Das alles mag aus Gerechtigkeitsgründen geboten sein oder mehr Gleichmacherei bedeuten: Die Fachmeinungen gehen auseinander. Doch Spahn wäre nicht Spahn, wenn er es dabei beließe. Er will jetzt auch, wenn er schon mal dabei ist, „vollständige Wahlfreiheit“ für die Versicherten. Bislang, so argumentiert er, stünden von den zehn größten Krankenkassen nur vier bundesweit zum Beitritt offen. "Es ist nur schwer zu vermitteln, warum einem gesetzlich Versicherten attraktive Zusatzleistungen, bestimmte Wahltarife oder günstigere Beiträge verwehrt werden, nur weil er scheinbar am falschen Ort wohnt", schrieb Spahn in einem Gastbeitrag im "Handelsblatt".

Ortskrankenkassen sollen sich bundesweit öffnen

Konkret bedeutet das: Die elf AOKen, die bisher nur regional zugänglich sind, sollen sich bundesweit für alle öffnen. Dadurch wäre der Rosinenpickerei durch günstige Versorgungsstrukturen in bestimmten Regionen ein Riegel vorgeschoben. Für manchen Wechselwilligen könnte sich das lohnen. Denn in ihrer Beitragshöhe unterscheiden sich die AOKen ganz erheblich. Während sie in Bayern und Rheinland/Hamburg stolze 1,1 Prozent als Zusatzbeitrag nehmen, verlangt beispielsweise die AOK Sachsen-Anhalt nur 0,3 Prozent.

Zweiter Vorteil aus Spahns Sicht: Die AOKen könnten bei einer bundesweiten Öffnung nicht länger von Landesaufsichten profitieren, die sie im Zweifelsfall lieber verhätscheln als an die Kandare nehmen. Sie unterlägen dann, wie alle anderen gesetzlichen Kassen auch, dem Bundesversicherungsamt. Es gehe auch darum, "Wettbewerbsverzerrungen aufgrund unterschiedlichen Aufsichtshandelns" zu beseitigen, bringt es der Vorstandschef der Techniker Krankenkasse, Jens Baas, auf den Punkt.

Länder fürchten Machtverlust

Mit alldem verbunden wäre ein Machtverlust der Länder – gegen den diese heftig protestieren. Ihr Land lehne "eine bundesweite Öffnung aller landesunmittelbaren Krankenkassen stritk ab", erklärte Bayerns Gesundheitsministerin Melanie Huml (CSU) umgehend. Ihre Begründung: "Bei nur noch bundesweiten Krankenkassen und dem Wegfall starker regionaler Träger wie zum Beispiel der AOK Bayern ist eine Vernachlässigung der Region als Ort von zielgerichteten Leistungen und flächendeckendem Service im Gesundheitssystem zu befürchten."

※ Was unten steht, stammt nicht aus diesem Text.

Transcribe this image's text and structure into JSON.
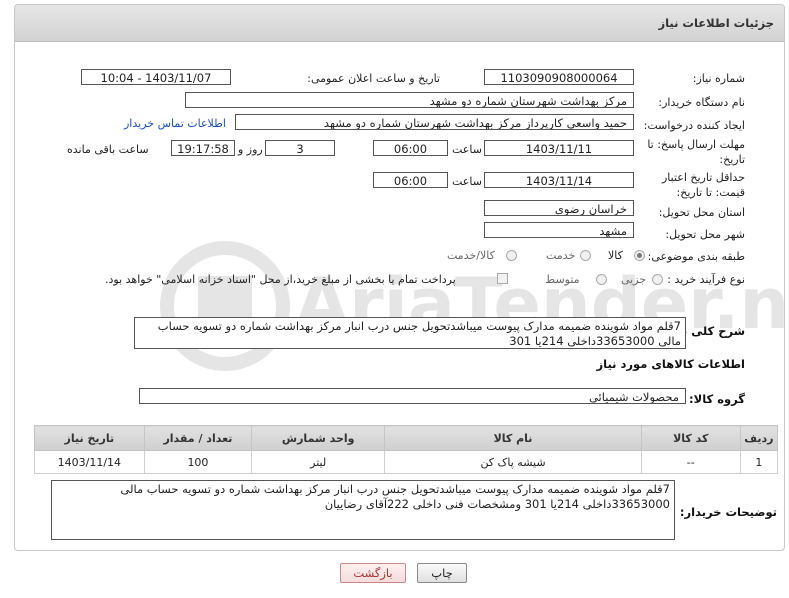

Die Grünen-Expertin Maria Klein-Schmeink nennt den AOK-Vorstoß des Ministers denn auch „gezielte Provokation“. Und der Chef des Dachverbands der Betriebskrankenkassen, Franz Knieps, erkennt darin einen „typischen Spahn“. Was der Minister vorlege, stehe so nicht im Koalitionsvertrag.

Doch Spahn sieht sich in großer Tradition. Mit den legendären Beschlüssen von Lahnstein ermöglichte die Politik den gesetzlich Versicherten 1992 erstmals freie Kassenwahl, erinnert er. Die Reform gilt als Meilenstein der deutschen Sozialgeschichte. Nun, so findet der Gesundheitsminister, sei in Sachen Wettbewerb und bessere Versorgung der nächste Schritt fällig. Und zwar unter ihm.